Für einen Moment erstarren Vater, Mutter und Tochter zum Tableau vivant, ein Gemälde imitierend. Aus dem Off erzählt eine Stimme eine Episode aus dem Leben der Urgroßmutter, die einst als Erntehelferin nach Frankreich ging. Miriam Bajtalas Becoming Outline ist Autoethnografie, Familienaufstellung und vielschichtig-komplexes Selbstporträt in einem. Der Film durchläuft die Stationen der Migrationsgeschichte der Familie – Frankreich, Tschechoslowakei, Österreich – und ihrer sozialen, also auch psychologischen, finanziellen und intellektuellen Emanzipation. Laiendarsteller:innen spielen Szenen aus dem Aufwachsen und dem Erwachsenenleben der Regisseurin nach: Kirschkernspucken auf ein Porträt des Generalsekretärs der Kommunistischen Partei als Akt politischer Subversion; Weihnachten unterm Plastikbaum vor einer Papierkrippe aus der Kronen Zeitung; studentische Verlorenheit vor Bücherstapeln.

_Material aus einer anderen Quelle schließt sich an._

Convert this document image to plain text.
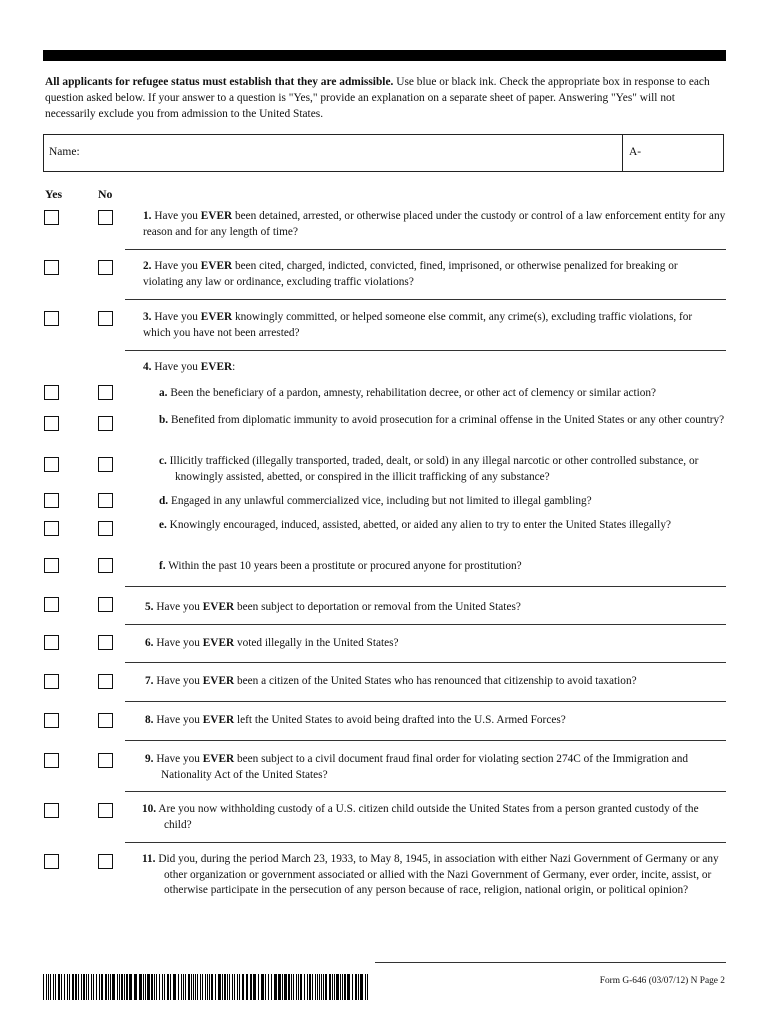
All applicants for refugee status must establish that they are admissible. Use blue or black ink. Check the appropriate box in response to each question asked below. If your answer to a question is "Yes," provide an explanation on a separate sheet of paper. Answering "Yes" will not necessarily exclude you from admission to the United States.
Name:	A-
Yes	No
1. Have you EVER been detained, arrested, or otherwise placed under the custody or control of a law enforcement entity for any reason and for any length of time?
2. Have you EVER been cited, charged, indicted, convicted, fined, imprisoned, or otherwise penalized for breaking or violating any law or ordinance, excluding traffic violations?
3. Have you EVER knowingly committed, or helped someone else commit, any crime(s), excluding traffic violations, for which you have not been arrested?
4. Have you EVER:
a. Been the beneficiary of a pardon, amnesty, rehabilitation decree, or other act of clemency or similar action?
b. Benefited from diplomatic immunity to avoid prosecution for a criminal offense in the United States or any other country?
c. Illicitly trafficked (illegally transported, traded, dealt, or sold) in any illegal narcotic or other controlled substance, or knowingly assisted, abetted, or conspired in the illicit trafficking of any substance?
d. Engaged in any unlawful commercialized vice, including but not limited to illegal gambling?
e. Knowingly encouraged, induced, assisted, abetted, or aided any alien to try to enter the United States illegally?
f. Within the past 10 years been a prostitute or procured anyone for prostitution?
5. Have you EVER been subject to deportation or removal from the United States?
6. Have you EVER voted illegally in the United States?
7. Have you EVER been a citizen of the United States who has renounced that citizenship to avoid taxation?
8. Have you EVER left the United States to avoid being drafted into the U.S. Armed Forces?
9. Have you EVER been subject to a civil document fraud final order for violating section 274C of the Immigration and Nationality Act of the United States?
10. Are you now withholding custody of a U.S. citizen child outside the United States from a person granted custody of the child?
11. Did you, during the period March 23, 1933, to May 8, 1945, in association with either Nazi Government of Germany or any other organization or government associated or allied with the Nazi Government of Germany, ever order, incite, assist, or otherwise participate in the persecution of any person because of race, religion, national origin, or political opinion?
Form G-646 (03/07/12) N Page 2
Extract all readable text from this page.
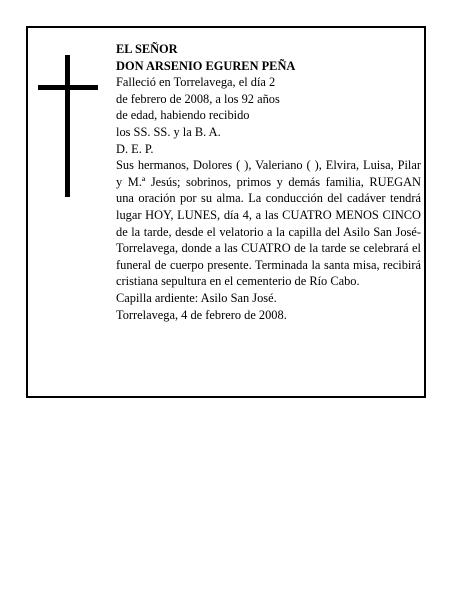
EL SEÑOR
DON ARSENIO EGUREN PEÑA
Falleció en Torrelavega, el día 2
de febrero de 2008, a los 92 años
de edad, habiendo recibido
los SS. SS. y la B. A.
D. E. P.
Sus hermanos, Dolores ( ), Valeriano ( ), Elvira, Luisa, Pilar y M.ª Jesús; sobrinos, primos y demás familia, RUEGAN una oración por su alma. La conducción del cadáver tendrá lugar HOY, LUNES, día 4, a las CUATRO MENOS CINCO de la tarde, desde el velatorio a la capilla del Asilo San José-Torrelavega, donde a las CUATRO de la tarde se celebrará el funeral de cuerpo presente. Terminada la santa misa, recibirá cristiana sepultura en el cementerio de Río Cabo.
Capilla ardiente: Asilo San José.
Torrelavega, 4 de febrero de 2008.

Auf einer sommerlichen Wiese zieht rotes Textilband die Umrisse der 18 Wohnungen nach, in denen die Regisseurin an diversen Orten von Oberösterreich bis Kanada gelebt hat. Aller Präzision der Erinnerung zum Trotz sind die konkreten Räume abstrakte Umgebungen für prägende Erlebnisse geworden – rätselhafte, schambesetzte, befreiende. Die Weite der Wiese um die Umrisse herum antizipiert den Ausbruch aus beengten Verhältnissen, setzt die Emanzipation ins Bild, bevor die Erzählung sie einholt.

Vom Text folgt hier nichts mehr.